The film definitely offers action, suspense, and great dinosaur carnage.  However, is Jurassic World on the same level as the now classic film Jurassic Park?  I would say yes!  Jurassic Park was innovative and gave moviegoers, like myself, something many people wanted to see.  A great thriller with the main attraction, dinosaurs.  I don't think anyone will forget the original scene in Jurassic Park when the T-Rex finally steps out of her paddock and stomps past the SUVs.  So how does Jurassic World give us something moviegoers have never seen?  Plenty of action from dinosaur fight scenes with both old and new dinosaurs.


The other major similarity between Park and World is that both films had a main character that embodied the film.  In Jurassic Park you have the grounded expert Dr. Alan Grant played by Sam Neiil and in Jurassic World you have the ex-military raptor-whisperer Owen played by Chris Pratt.  The two character’s couldn’t be more unlike, however both have a way of becoming the main character of films focused primarily on the CGI created dinosaurs rather than the flesh and blood actors.  Pratt does a great job in this film and is a shining spot amongst the actors.  Two more notable roles from the film are Vincent D’Onofrio’s InGen baddie Hoskins and of course BD Wong reprising his role as Dr.

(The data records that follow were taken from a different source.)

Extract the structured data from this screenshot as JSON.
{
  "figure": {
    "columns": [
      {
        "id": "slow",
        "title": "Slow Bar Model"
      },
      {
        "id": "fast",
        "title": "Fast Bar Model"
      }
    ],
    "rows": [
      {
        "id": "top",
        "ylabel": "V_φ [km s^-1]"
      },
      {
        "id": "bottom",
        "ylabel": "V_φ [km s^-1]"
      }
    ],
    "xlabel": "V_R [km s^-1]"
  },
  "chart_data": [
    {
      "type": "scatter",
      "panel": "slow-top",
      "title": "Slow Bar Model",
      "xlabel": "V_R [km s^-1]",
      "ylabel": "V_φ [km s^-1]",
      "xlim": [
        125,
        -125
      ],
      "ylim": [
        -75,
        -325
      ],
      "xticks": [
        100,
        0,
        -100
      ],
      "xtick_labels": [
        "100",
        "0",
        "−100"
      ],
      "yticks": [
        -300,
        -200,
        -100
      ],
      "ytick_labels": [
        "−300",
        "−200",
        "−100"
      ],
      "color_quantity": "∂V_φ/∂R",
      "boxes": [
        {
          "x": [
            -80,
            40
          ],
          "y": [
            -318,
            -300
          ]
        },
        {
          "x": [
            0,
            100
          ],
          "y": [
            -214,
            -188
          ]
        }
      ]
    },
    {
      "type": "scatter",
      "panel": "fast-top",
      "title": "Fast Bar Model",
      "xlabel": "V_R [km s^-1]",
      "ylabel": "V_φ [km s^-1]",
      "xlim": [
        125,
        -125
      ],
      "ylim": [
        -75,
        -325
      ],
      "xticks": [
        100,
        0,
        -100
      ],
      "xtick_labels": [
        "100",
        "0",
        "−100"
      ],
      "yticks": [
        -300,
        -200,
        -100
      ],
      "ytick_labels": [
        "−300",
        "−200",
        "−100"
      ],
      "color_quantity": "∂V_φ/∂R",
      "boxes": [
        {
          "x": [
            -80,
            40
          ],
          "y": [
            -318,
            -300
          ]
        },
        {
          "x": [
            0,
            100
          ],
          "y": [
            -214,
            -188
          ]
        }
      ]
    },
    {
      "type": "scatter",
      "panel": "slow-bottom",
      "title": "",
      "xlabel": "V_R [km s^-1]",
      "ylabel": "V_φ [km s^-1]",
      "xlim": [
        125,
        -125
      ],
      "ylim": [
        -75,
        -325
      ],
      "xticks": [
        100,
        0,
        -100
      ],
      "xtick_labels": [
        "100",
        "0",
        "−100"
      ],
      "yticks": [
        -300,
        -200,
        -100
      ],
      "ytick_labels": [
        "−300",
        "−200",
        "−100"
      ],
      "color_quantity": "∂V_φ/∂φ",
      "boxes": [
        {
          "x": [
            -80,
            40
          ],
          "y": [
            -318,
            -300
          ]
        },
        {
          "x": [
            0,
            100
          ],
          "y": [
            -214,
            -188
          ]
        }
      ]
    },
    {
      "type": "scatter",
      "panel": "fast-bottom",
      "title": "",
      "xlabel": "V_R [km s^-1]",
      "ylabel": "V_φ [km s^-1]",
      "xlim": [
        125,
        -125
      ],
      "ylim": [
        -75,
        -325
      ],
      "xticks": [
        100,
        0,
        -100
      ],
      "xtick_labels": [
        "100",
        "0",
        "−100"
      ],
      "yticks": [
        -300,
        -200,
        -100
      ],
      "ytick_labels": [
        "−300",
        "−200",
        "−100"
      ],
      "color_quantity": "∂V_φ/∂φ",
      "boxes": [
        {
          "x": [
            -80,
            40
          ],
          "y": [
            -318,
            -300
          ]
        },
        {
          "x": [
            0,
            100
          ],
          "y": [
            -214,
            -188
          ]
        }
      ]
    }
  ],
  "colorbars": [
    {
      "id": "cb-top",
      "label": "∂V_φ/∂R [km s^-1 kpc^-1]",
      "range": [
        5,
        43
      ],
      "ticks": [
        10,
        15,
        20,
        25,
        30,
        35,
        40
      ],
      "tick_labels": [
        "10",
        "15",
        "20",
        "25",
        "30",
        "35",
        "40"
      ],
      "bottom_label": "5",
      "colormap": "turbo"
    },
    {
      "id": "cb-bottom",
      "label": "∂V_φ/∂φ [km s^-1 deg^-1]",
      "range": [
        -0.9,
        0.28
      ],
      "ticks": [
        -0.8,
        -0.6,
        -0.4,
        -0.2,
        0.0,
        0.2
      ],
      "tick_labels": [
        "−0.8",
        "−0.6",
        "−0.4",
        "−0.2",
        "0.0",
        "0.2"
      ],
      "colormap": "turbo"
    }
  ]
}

Henry Wu.  Perhaps the role that falls the most flat is Bryce Dallas Howard’s Director of Operations Claire.  Her performance is passable, but not great, especially stacked up against Pratt and the real stars the dinosaurs.  

Getting to see the realization of what John Hammond had intended his park to be prior to the 1993 terror at Isla Nublar was amazing in its own right.  Jurassic World offers us a trip down memory lane but at the same time feels fresh and new, something Jurassic Park: Lost World and Jurassic Park III were unable to do.  With amazing action sequences, plenty of dino terror, and some smart film making, I give Jurassic World 4 out of 5 stars and I am very excited to see where they take this rebooted film series from here.